10 Zur Begründung der Zulässigkeit der gleichlautenden Revisionen wird vorgebracht, dass das vom Verwaltungsgericht zur Begründung seiner Entscheidungen auch herangezogene Erkenntnis des Verwaltungsgerichtshofes vom 2. Juni 2020, Ro 2020/11/0002 6 (das die Einordnung von Hanfblüten als pflanzliches Raucherzeugnis betraf), nicht einschlägig sei. In weiterer Folge wird diese Annahme näher begründet. Der vom Verwaltungsgericht gezogene Größenschluss, dass alles, was in einem flüssigen Zustand vom Menschen verzehrt werde, ein Nahrungsmittel sei, sei nicht möglich, da andernfalls sämtliche Produkte „in flüssiger Form, die Pipetten enthalten“, als Nahrungsmittel zu qualifizieren seien.

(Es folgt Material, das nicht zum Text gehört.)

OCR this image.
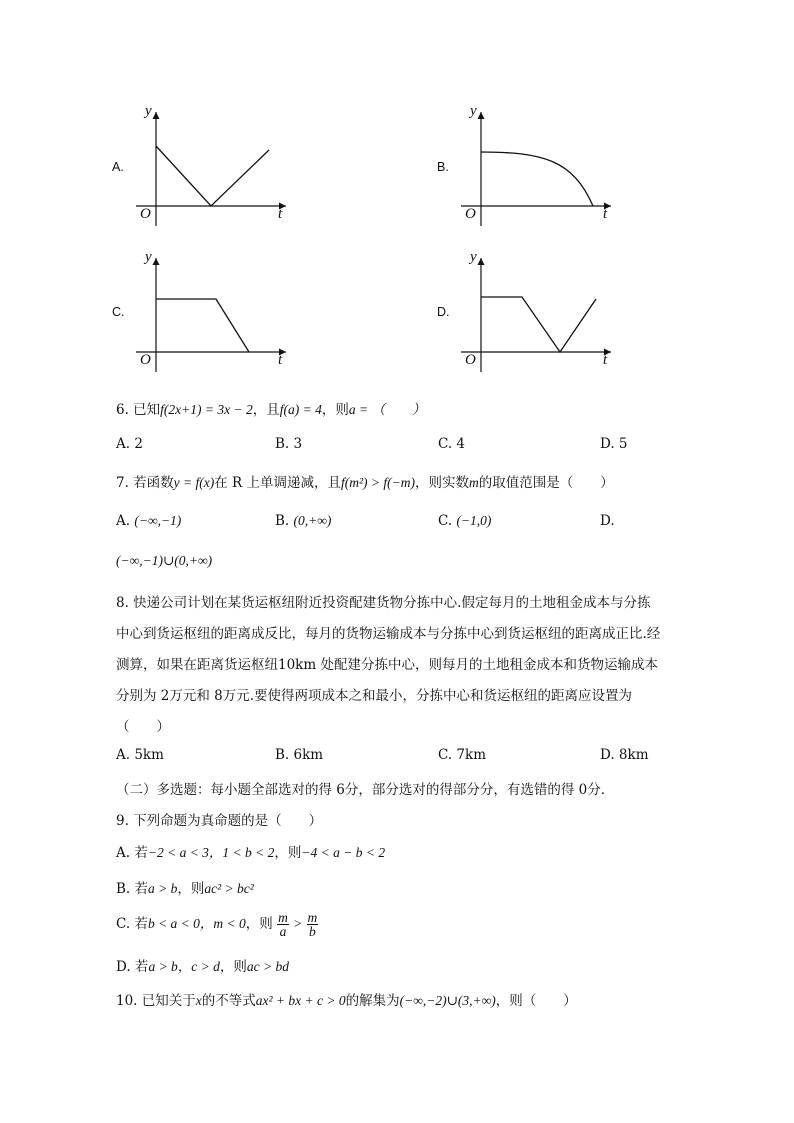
A.
y
t
O
B.
y
t
O
C.
y
t
O
D.
y
t
O
6. 已知f(2x+1) = 3x − 2，且f(a) = 4，则a = （　　）
A. 2	B. 3	C. 4	D. 5
7. 若函数y = f(x)在 R 上单调递减，且f(m²) > f(−m)，则实数m的取值范围是（　　）
A. (−∞,−1)	B. (0,+∞)	C. (−1,0)	D.
(−∞,−1)∪(0,+∞)
8. 快递公司计划在某货运枢纽附近投资配建货物分拣中心.假定每月的土地租金成本与分拣
中心到货运枢纽的距离成反比，每月的货物运输成本与分拣中心到货运枢纽的距离成正比.经
测算，如果在距离货运枢纽10km 处配建分拣中心，则每月的土地租金成本和货物运输成本
分别为 2万元和 8万元.要使得两项成本之和最小，分拣中心和货运枢纽的距离应设置为
（　　）
A. 5km	B. 6km	C. 7km	D. 8km
（二）多选题：每小题全部选对的得 6分，部分选对的得部分分，有选错的得 0分．
9. 下列命题为真命题的是（　　）
A. 若−2 < a < 3，1 < b < 2，则−4 < a − b < 2
B. 若a > b，则ac² > bc²
C. 若b < a < 0，m < 0，则 $\frac{m}{a} > \frac{m}{b}$
D. 若a > b，c > d，则ac > bd
10. 已知关于x的不等式ax² + bx + c > 0的解集为(−∞,−2)∪(3,+∞)，则（　　）
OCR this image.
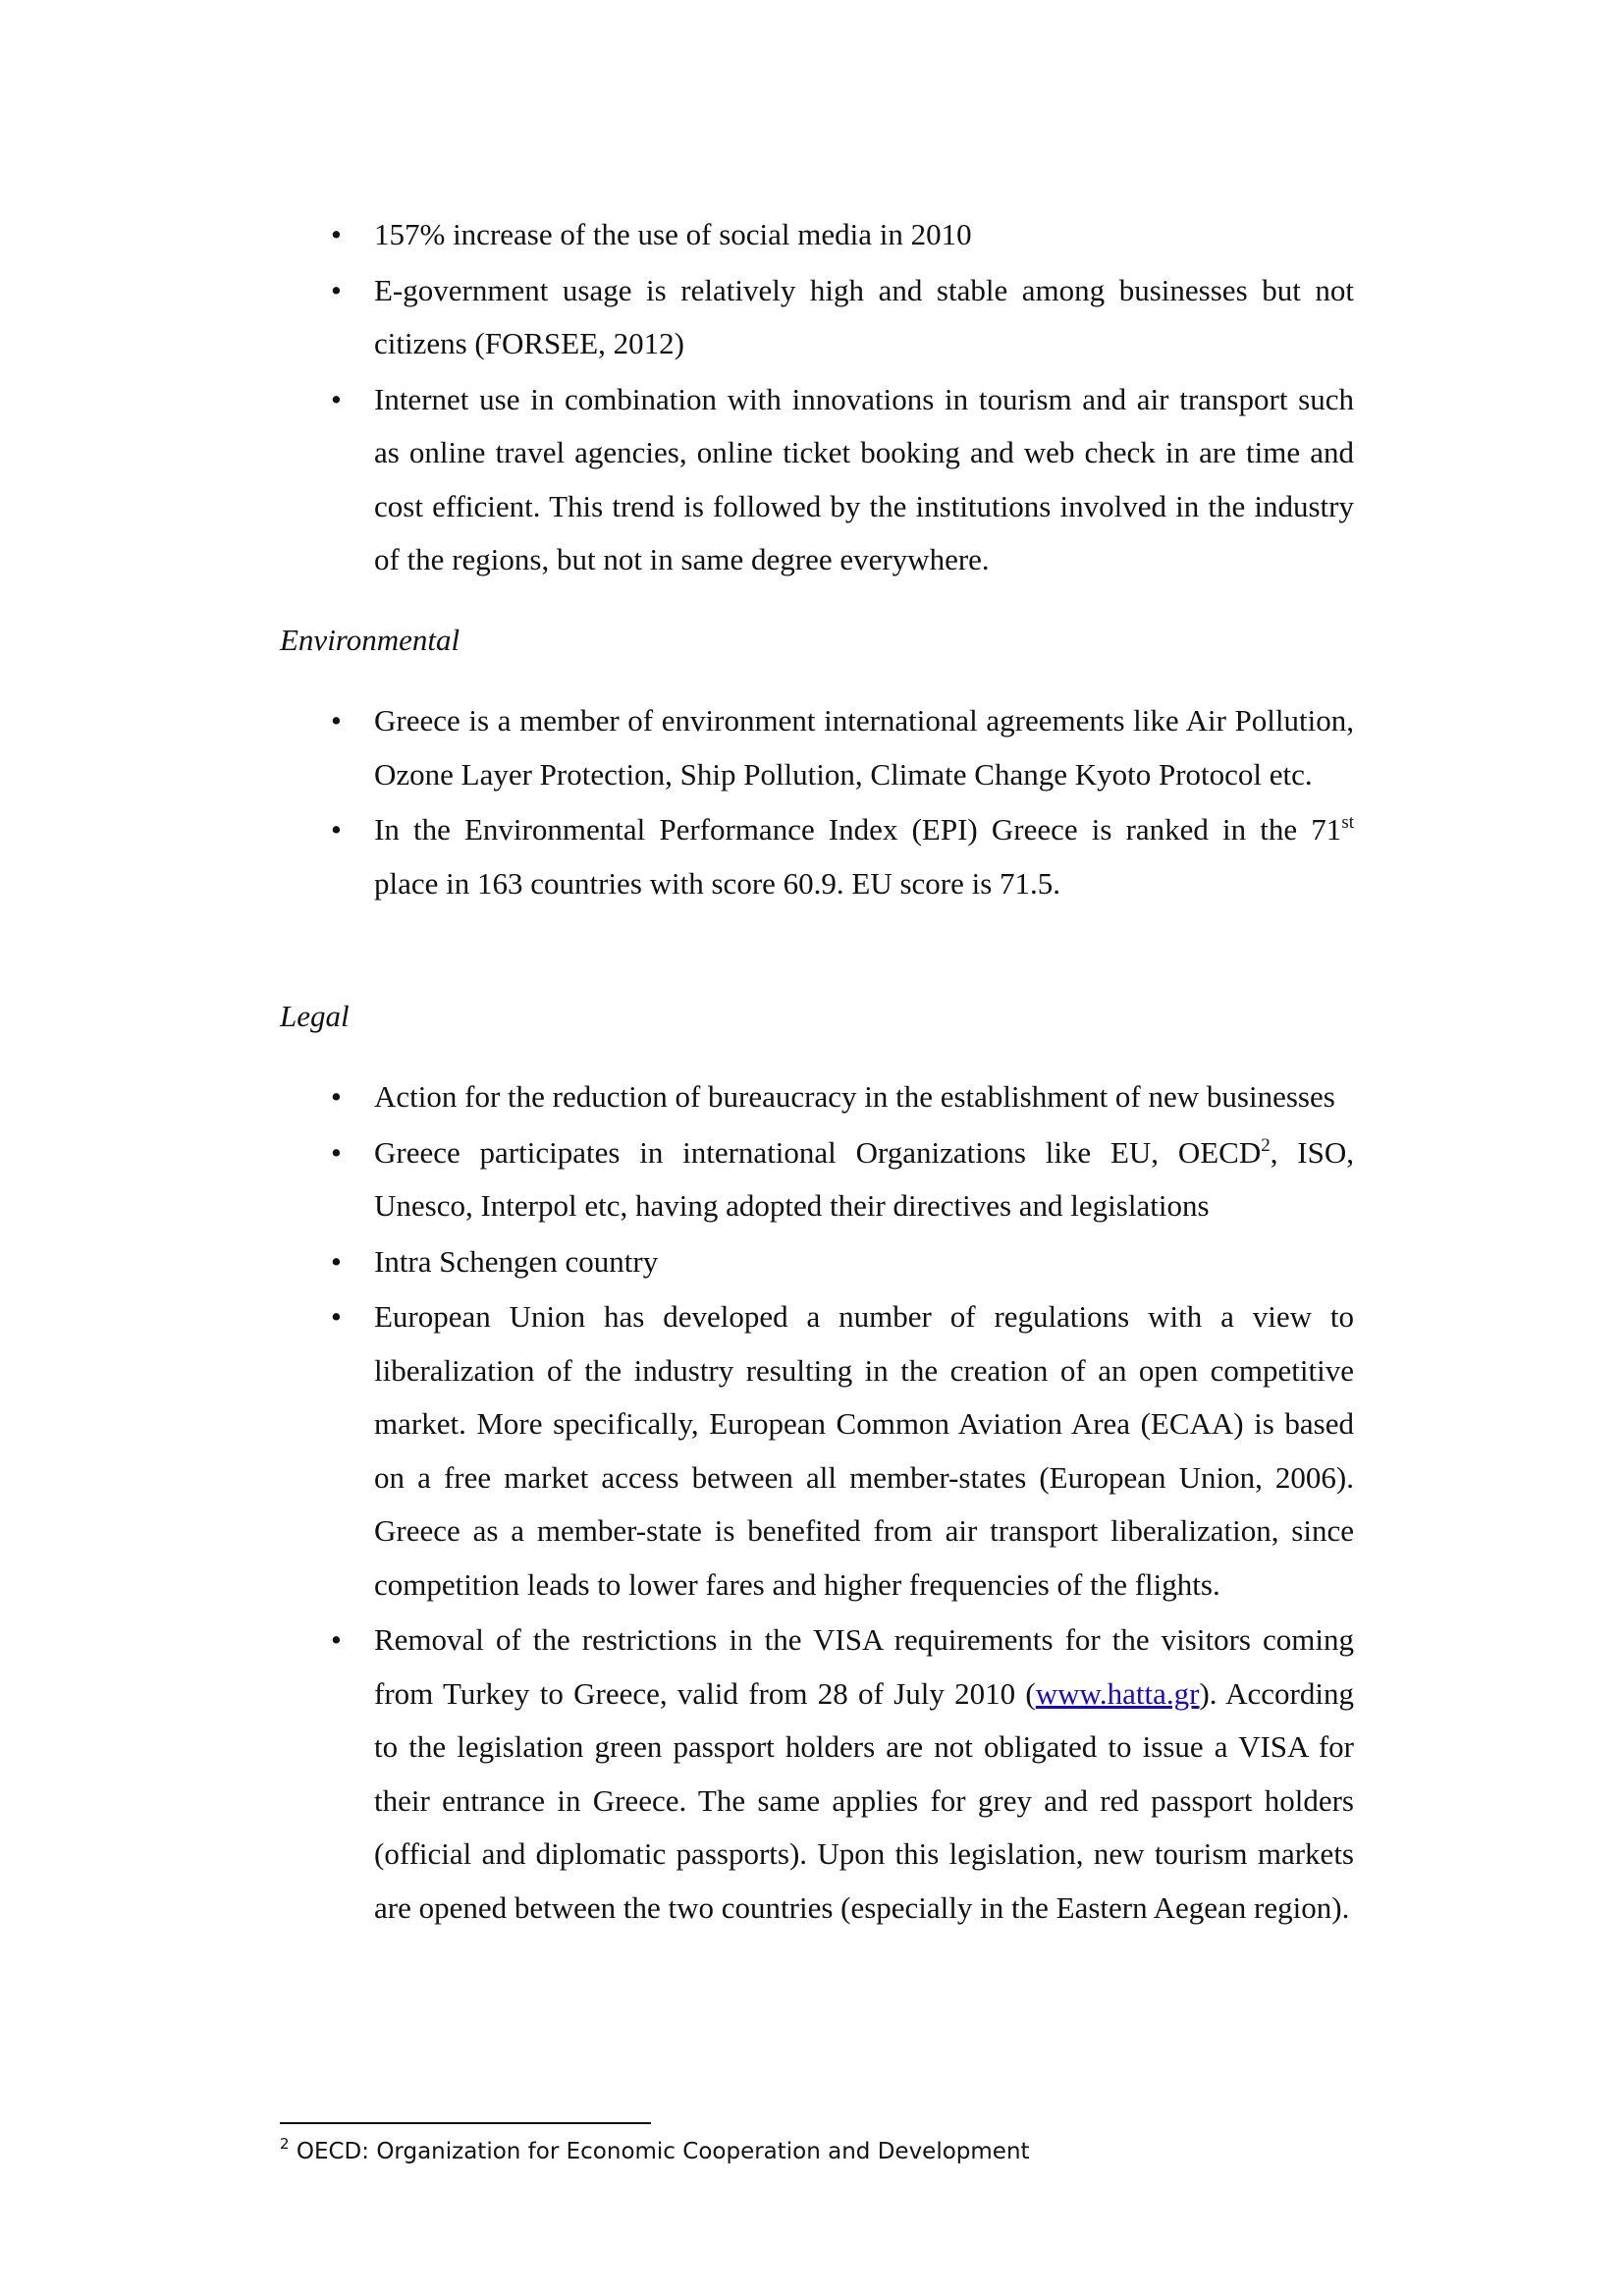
• 157% increase of the use of social media in 2010
• E-government usage is relatively high and stable among businesses but not citizens (FORSEE, 2012)
• Internet use in combination with innovations in tourism and air transport such as online travel agencies, online ticket booking and web check in are time and cost efficient. This trend is followed by the institutions involved in the industry of the regions, but not in same degree everywhere.
Environmental
• Greece is a member of environment international agreements like Air Pollution, Ozone Layer Protection, Ship Pollution, Climate Change Kyoto Protocol etc.
• In the Environmental Performance Index (EPI) Greece is ranked in the 71st place in 163 countries with score 60.9. EU score is 71.5.
Legal
• Action for the reduction of bureaucracy in the establishment of new businesses
• Greece participates in international Organizations like EU, OECD$^2$, ISO, Unesco, Interpol etc, having adopted their directives and legislations
• Intra Schengen country
• European Union has developed a number of regulations with a view to liberalization of the industry resulting in the creation of an open competitive market. More specifically, European Common Aviation Area (ECAA) is based on a free market access between all member-states (European Union, 2006). Greece as a member-state is benefited from air transport liberalization, since competition leads to lower fares and higher frequencies of the flights.
• Removal of the restrictions in the VISA requirements for the visitors coming from Turkey to Greece, valid from 28 of July 2010 (www.hatta.gr). According to the legislation green passport holders are not obligated to issue a VISA for their entrance in Greece. The same applies for grey and red passport holders (official and diplomatic passports). Upon this legislation, new tourism markets are opened between the two countries (especially in the Eastern Aegean region).
$^2$ OECD: Organization for Economic Cooperation and Development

Darüber hinaus ziehe sich das Verwaltungsgericht in der rechtlichen Beurteilung darauf zurück, dass die von der AGES getroffenen Schlussfolgerungen, nämlich, dass das Produkt zwar offiziell als Aromaprodukt gekennzeichnet sei, das CBD Öl aber in Wahrheit vorwiegend oral eingenommen werden solle, schlüssig und nachvollziehbar seien und beurteile somit allein auf der Grundlage des von der AGES erstatteten Gutachtens die rechtliche Einstufung als Lebensmittel.
Die rechtliche Beurteilung, ob es sich bei dem verfahrensgegenständlichen Produkt um ein Lebensmittel handle, sei der AGES entzogen, da es sich dabei um eine Rechtsfrage und nicht um eine mittels Gutachten zu lösende Tatfrage handle.
11 Zusammengefasst werden in der Zulässigkeitsbegründung der Revision sodann folgende Rechtsfragen „konkretisiert“:
„Ist die Beurteilung eines Produktes als Lebensmittel auf Grund der allgemeinen Lebenserfahrung zu einem ex lege als Lebensmittel ausgeschlossenen Produkt zulässig?“
„Kann nach vernünftigem Ermessen erwartet werden, dass CBD ÖL vom Menschen aufgenommen wird, obwohl auf der Verpackung der Hinweis ‚nicht zum Verzehr‘ geeignet, angebracht ist?“
„Ist die Beurteilung eines Produktes als Lebensmittel allein auf Grund eines Gutachtens der AGES gem § 65 Abs 1 LMSVG iVm § 8 GESG zulässig?“
„Ist die Beurteilung eines Produktes als Lebensmittel einem Gutachten durch die Agentur gem § 65 Abs 1 LMSVG iVm § 8 GESG zugänglich?“
12 Nach der Rechtsprechung des Verwaltungsgerichtshofes muss sich die Rechtsfrage grundsätzlicher Bedeutung, die nach Ansicht des Revisionswerbers die Zulässigkeit der Revision begründet, aus der gesonderten Darstellung der Zulässigkeitsgründe ergeben. Der Verwaltungsgerichtshof überprüft die Zulässigkeit einer außerordentlichen Revision iSd Art. 133 Abs. 4 B VG sohin (nur) im Rahmen der dafür in der Revision gesondert vorgebrachten Gründe. Eine wesentliche Rechtsfrage gemäß Art. 133 Abs. 4 B VG liegt nur dann vor, wenn die Beurteilung der Entscheidung des Verwaltungsgerichtes von der Lösung dieser Rechtsfrage „abhängt“. Dies ist dann der Fall, wenn das rechtliche Schicksal der Revision von der behaupteten Rechtsfrage von grundsätzlicher Bedeutung abhängt. In der Revision muss daher gemäß § 28 Abs. 3 VwGG konkret dargetan werden, warum das rechtliche Schicksal der Revision von der behaupteten Rechtsfrage von grundsätzlicher Bedeutung abhängt (vgl. VwGH 24.2.2022, Ra 2021/10/0029; 24.2.2022, Ra 2021/10/0194; 4.5.2021, Ra 2020/10/0081).
13 § 3 Z 1 des Lebensmittelsicherheits und Verbraucherschutzgesetzes (LMSVG), BGBl. I Nr. 13/2006 idF. BGBl. I Nr. 256/2021, definiert Lebensmittel als „Lebensmittel gemäß Art. 2 der Verordnung (EG) Nr. 178/2002“.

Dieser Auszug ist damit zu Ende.